Erik Prince, founder of the controversial Blackwater Worldwide security firm, announced his resignation yesterday as head of the company, recently renamed Xe.
Prince appointed a new president and chief operating officer in a management shake-up that he said was part of the company's "continued reorganisation and self-improvement." It comes less than a month after changing the company's name to Xe in an effort at re-branding.
"As many of you know, because we focus on continually improving our business that Xe is in the process of a comprehensive restructuring," Prince wrote in a note to employees and clients. "It is with pride in our many accomplishments and confidence in Xe's future that I announce my resignation as the company's Chief Executive Officer."

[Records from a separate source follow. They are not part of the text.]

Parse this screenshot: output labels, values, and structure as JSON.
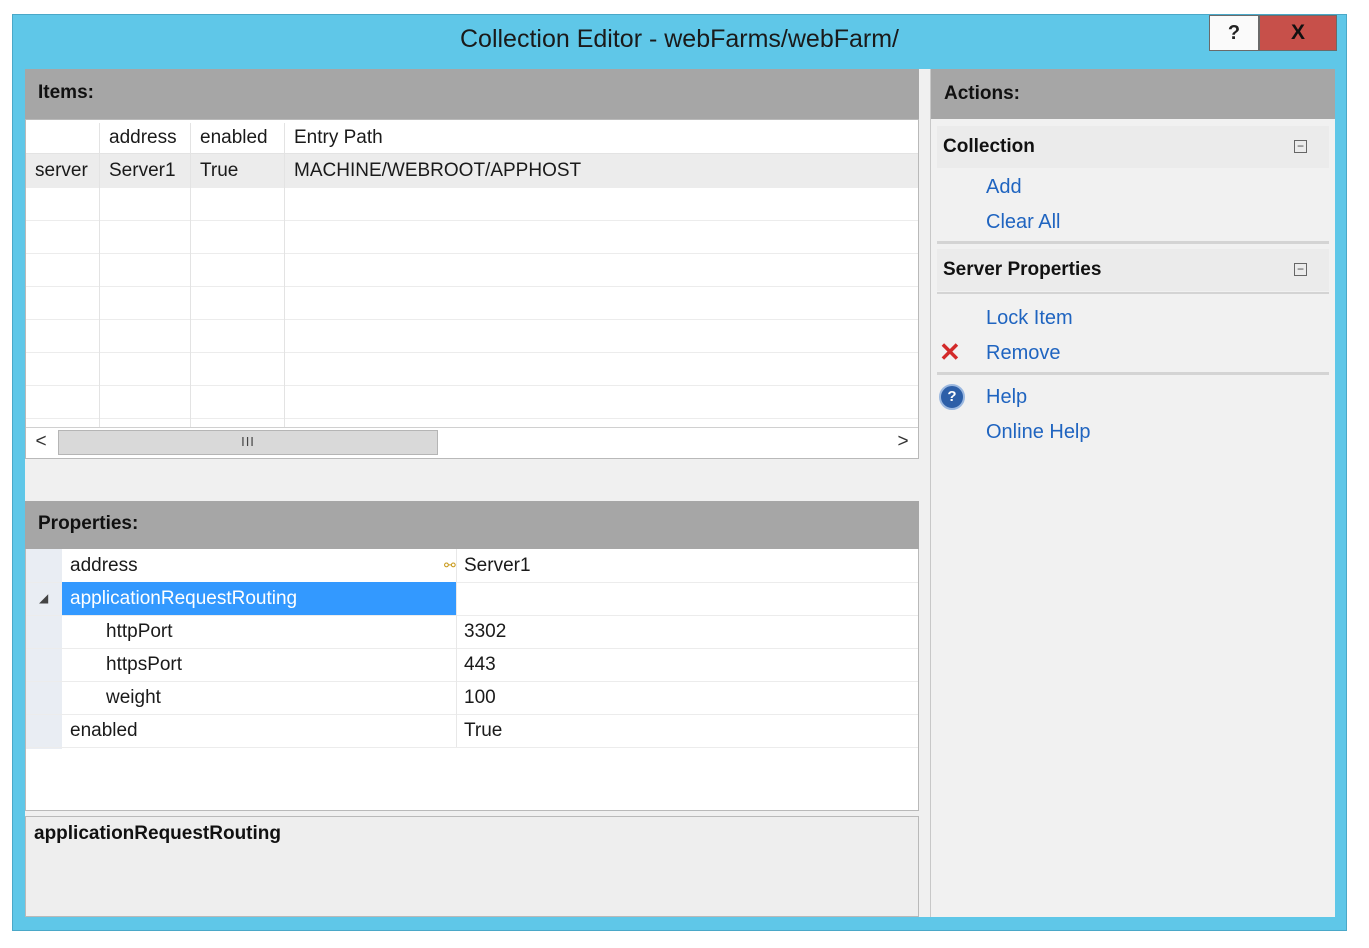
{
  "window": {
    "title": "Collection Editor - webFarms/webFarm/",
    "help_btn": "?",
    "close_btn": "X"
  },
  "items": {
    "header": "Items:",
    "columns": [
      "",
      "address",
      "enabled",
      "Entry Path"
    ],
    "rows": [
      [
        "server",
        "Server1",
        "True",
        "MACHINE/WEBROOT/APPHOST"
      ]
    ],
    "scroll_left": "<",
    "scroll_right": ">",
    "scroll_thumb": "III"
  },
  "properties": {
    "header": "Properties:",
    "rows": [
      {
        "name": "address",
        "value": "Server1"
      },
      {
        "name": "applicationRequestRouting",
        "value": "",
        "expander": "◢"
      },
      {
        "name": "httpPort",
        "value": "3302"
      },
      {
        "name": "httpsPort",
        "value": "443"
      },
      {
        "name": "weight",
        "value": "100"
      },
      {
        "name": "enabled",
        "value": "True"
      }
    ],
    "description_title": "applicationRequestRouting"
  },
  "actions": {
    "header": "Actions:",
    "collection": {
      "title": "Collection",
      "items": [
        "Add",
        "Clear All"
      ]
    },
    "server_properties": {
      "title": "Server Properties",
      "items": [
        "Lock Item",
        "Remove"
      ]
    },
    "help_items": [
      "Help",
      "Online Help"
    ],
    "collapse_glyph": "−",
    "remove_glyph": "✕",
    "help_glyph": "?"
  }
}
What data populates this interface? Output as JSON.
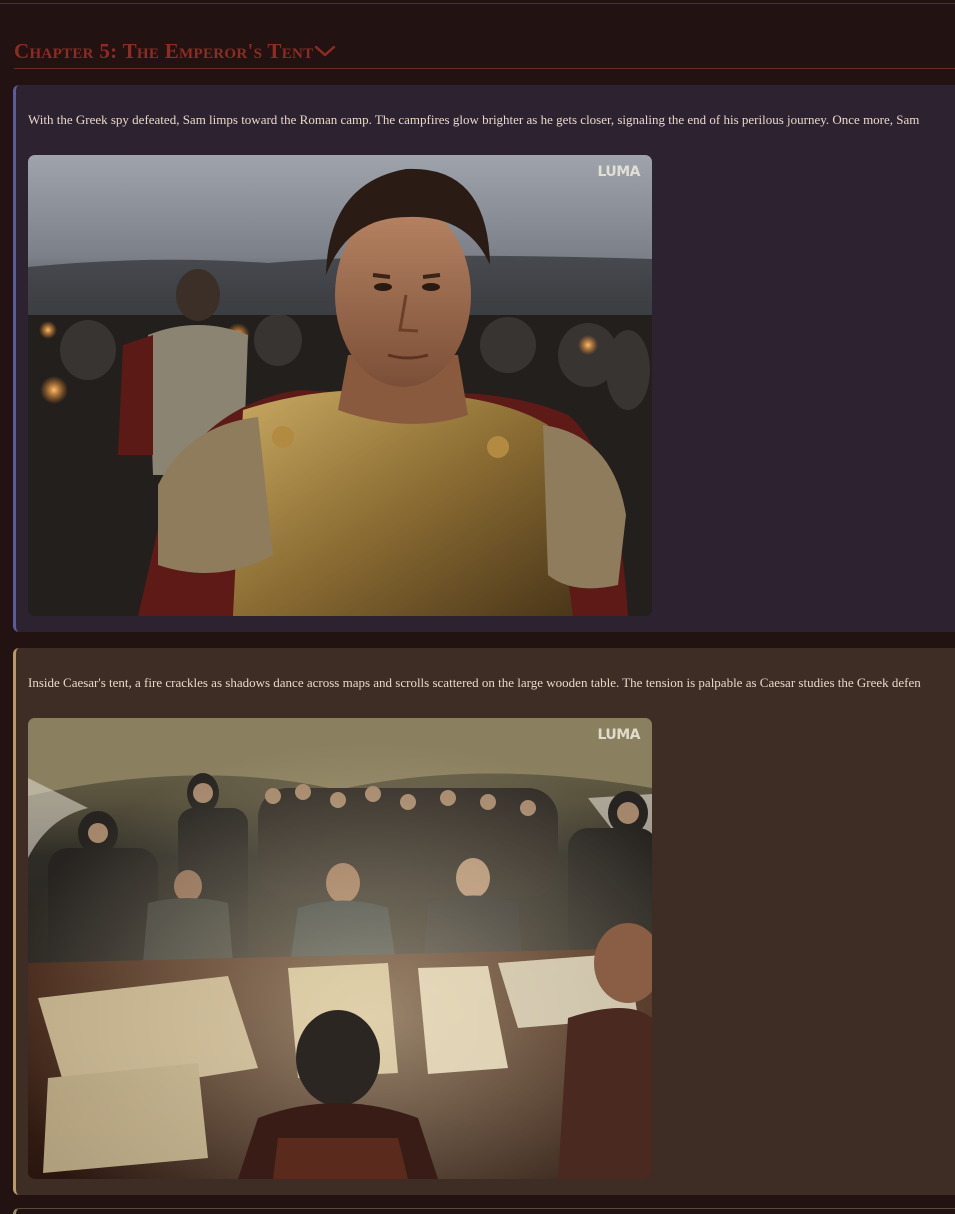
{
  "chapter": {
    "title": "Chapter 5: The Emperor's Tent",
    "toggle_icon": "chevron-down-icon",
    "accent_color": "#8e2b22"
  },
  "scenes": [
    {
      "text": "With the Greek spy defeated, Sam limps toward the Roman camp. The campfires glow brighter as he gets closer, signaling the end of his perilous journey. Once more, Sam",
      "image_watermark": "LUMA",
      "border_color": "#5a5d9a",
      "background": "#2d2230"
    },
    {
      "text": "Inside Caesar's tent, a fire crackles as shadows dance across maps and scrolls scattered on the large wooden table. The tension is palpable as Caesar studies the Greek defen",
      "image_watermark": "LUMA",
      "border_color": "#b79a68",
      "background": "#3d2d25"
    }
  ]
}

Joseph Yorio, recently a vice president at DHL and a former Army special-forces officer, will serve as president, replacing retiring executive Gary Jackson. Danielle Esposito, who has worked within Xe for nearly 10 years, will be the new chief operating officer and executive vice president, the company said.
The CEO position remains open.
Prince, who will retain his position as chairman but remove himself from day-to-day operations, founded Blackwater in 1997, initially to provide training to law enforcement and military personnel. But after 9/11, the bombing of the USS Cole and the start of the Iraq war, the company built a large presence in providing private security.
The company's lucrative contract to protect US diplomats in Iraq comprises about one-third of Xe's revenue, but the US State Department announced that it would not rehire the firm after its contract expires in May. The company has one other major security contract, the details of which are classified.
A 2007 shooting in Iraq involving Blackwater guards drew outrage from politicians in Baghdad and Washington and demands that the company be banned from operating in Iraq. Late last year, prosecutors charged five of the company's contractors - but not Blackwater itself - with manslaughter and weapons violations. In January, Iraqi officials said they would not give the company a license to operate.
The indictment of the five men represents the first prosecution of non-Defense Department contractors under the Military Extraterritorial Jurisdiction Act. The act was amended in 2004 to allow the Justice Department to prosecute such personnel providing services "in support of the mission of the Department of Defense overseas."